Uma das medidas para assegurar a doação dos recursos de higiene íntima para combater à pobreza menstrual no Brasil foi a criação da lei 14.214/21 – que institui o Programa de Proteção e Promoção da Saúde Menstrual, fruto do projeto 4968/19, da deputada federal Marília Arraes (PT-PE). Norma beneficia estudantes carentes dos ensinos fundamental e médio, mulheres em situação de vulnerabilidade e presidiárias.
Considerado pelos ginecologistas super-higiênico (sem aquele odor característico causado pelo contato do sangue menstrual com o algodão e o ar), o produto possui baixo risco de infecções e alergias e, quando bem colocado, as chances de vazamento são quase nulas. Sem contar que, em média, cada brasileiro (a) joga três quilos de absorvente no lixo por ano. Levando em conta que um indivíduo tem um ciclo menstrual dos 11 aos 54 anos, em toda a sua vida gastará mais de 130 quilos de absorventes, o que possui o meio ambiente – de acordo com dados do Recicla Sampa.

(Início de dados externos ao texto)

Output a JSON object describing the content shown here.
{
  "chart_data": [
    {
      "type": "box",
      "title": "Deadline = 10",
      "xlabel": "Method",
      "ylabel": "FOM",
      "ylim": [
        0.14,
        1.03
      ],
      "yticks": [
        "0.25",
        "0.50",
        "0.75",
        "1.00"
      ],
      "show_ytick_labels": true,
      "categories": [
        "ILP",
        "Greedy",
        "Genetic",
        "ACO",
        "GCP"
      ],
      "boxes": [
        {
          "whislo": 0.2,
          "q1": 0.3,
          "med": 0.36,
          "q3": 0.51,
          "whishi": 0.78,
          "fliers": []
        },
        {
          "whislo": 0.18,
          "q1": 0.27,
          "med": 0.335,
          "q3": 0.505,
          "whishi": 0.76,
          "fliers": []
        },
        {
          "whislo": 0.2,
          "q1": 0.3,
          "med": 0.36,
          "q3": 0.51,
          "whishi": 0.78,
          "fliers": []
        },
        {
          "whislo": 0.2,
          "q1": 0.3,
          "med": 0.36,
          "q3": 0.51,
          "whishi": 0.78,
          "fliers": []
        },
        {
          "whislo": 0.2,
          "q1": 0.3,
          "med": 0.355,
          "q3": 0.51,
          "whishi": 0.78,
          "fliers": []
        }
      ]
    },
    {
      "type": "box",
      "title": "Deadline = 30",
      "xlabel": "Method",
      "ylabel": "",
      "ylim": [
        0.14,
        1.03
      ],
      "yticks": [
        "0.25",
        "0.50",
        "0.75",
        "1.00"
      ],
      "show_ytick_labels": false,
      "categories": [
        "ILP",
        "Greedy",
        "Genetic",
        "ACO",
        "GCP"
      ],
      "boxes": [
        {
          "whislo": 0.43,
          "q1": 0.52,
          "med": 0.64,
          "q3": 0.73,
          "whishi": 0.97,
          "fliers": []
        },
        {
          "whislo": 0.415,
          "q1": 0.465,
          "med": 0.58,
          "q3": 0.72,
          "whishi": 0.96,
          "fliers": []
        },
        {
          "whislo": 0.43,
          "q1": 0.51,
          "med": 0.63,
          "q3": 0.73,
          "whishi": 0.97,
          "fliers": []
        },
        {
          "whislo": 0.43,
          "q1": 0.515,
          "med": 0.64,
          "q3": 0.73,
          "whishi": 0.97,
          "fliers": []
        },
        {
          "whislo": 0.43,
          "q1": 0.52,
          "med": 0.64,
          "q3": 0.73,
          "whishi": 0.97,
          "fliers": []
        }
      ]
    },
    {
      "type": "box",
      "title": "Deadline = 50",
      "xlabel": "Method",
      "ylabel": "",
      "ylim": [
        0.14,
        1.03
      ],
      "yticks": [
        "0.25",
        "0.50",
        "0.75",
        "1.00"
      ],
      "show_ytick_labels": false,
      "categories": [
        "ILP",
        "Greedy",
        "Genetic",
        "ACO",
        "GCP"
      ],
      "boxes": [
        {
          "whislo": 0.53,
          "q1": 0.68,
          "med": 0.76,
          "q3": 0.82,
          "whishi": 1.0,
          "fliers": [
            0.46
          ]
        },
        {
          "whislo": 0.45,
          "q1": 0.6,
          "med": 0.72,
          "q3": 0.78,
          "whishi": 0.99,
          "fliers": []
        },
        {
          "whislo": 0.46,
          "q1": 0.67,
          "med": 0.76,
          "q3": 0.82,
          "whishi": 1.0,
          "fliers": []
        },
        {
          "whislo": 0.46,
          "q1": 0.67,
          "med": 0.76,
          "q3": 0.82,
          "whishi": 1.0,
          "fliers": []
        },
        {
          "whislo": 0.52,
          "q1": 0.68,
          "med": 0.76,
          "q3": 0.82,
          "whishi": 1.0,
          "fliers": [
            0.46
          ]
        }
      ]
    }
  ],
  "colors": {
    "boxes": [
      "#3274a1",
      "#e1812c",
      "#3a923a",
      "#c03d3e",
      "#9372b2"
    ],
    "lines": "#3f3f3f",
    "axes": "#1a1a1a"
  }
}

Para ginecologista Renata Cavalcante, os absorventes descartáveis possuem inúmeras substâncias químicas que causam desconfortos, além de poderem causar odores característicos durante o período menstrual. “observo muitas reclamações de pacientes, que relatam coceiras e irritações, já que eles alteram o ph natural da região. Os coletores menstruais ainda são feitos para não liberarem nenhuma substância química, por isso não causam todas estas alterações e podem comprometer a saúde íntima. O uso do coletor menstrual faz com que a mulher se conheça mais, inclusive o seu fluxo menstrual, a anatomia da região íntima e – com isso, passa a criar uma relação diferenciada com o seu próprio corpo. E tem também as vantagens financeiras e ecológicas do coletor menstrual, nem se compara aos absorventes descartáveis, explica.
Apesar de incipiente no Brasil, o coletor menstrual não é nenhuma novidade, sendo criado e patenteado em 1937 por Leona Chalmers, na época com material feito de borracha. Na Europa e nos Estados Unidos, é uma realidade crescente já há alguns anos, onde é até difícil encontrar absorventes convencionais nas prateleiras das farmácias.
No país, já vem ganhando visibilidade entre as mulheres por conta de seus inúmeros benefícios, além do preço. Dentre os quais, o de ser um produto extremamente saudável para a higiene íntima, já que não resseca o canal vaginal e não absorve resíduos que são importantes para a saúde, o que proporciona um conforto para que se vá à praia ou pratique esportes com total naturalidade.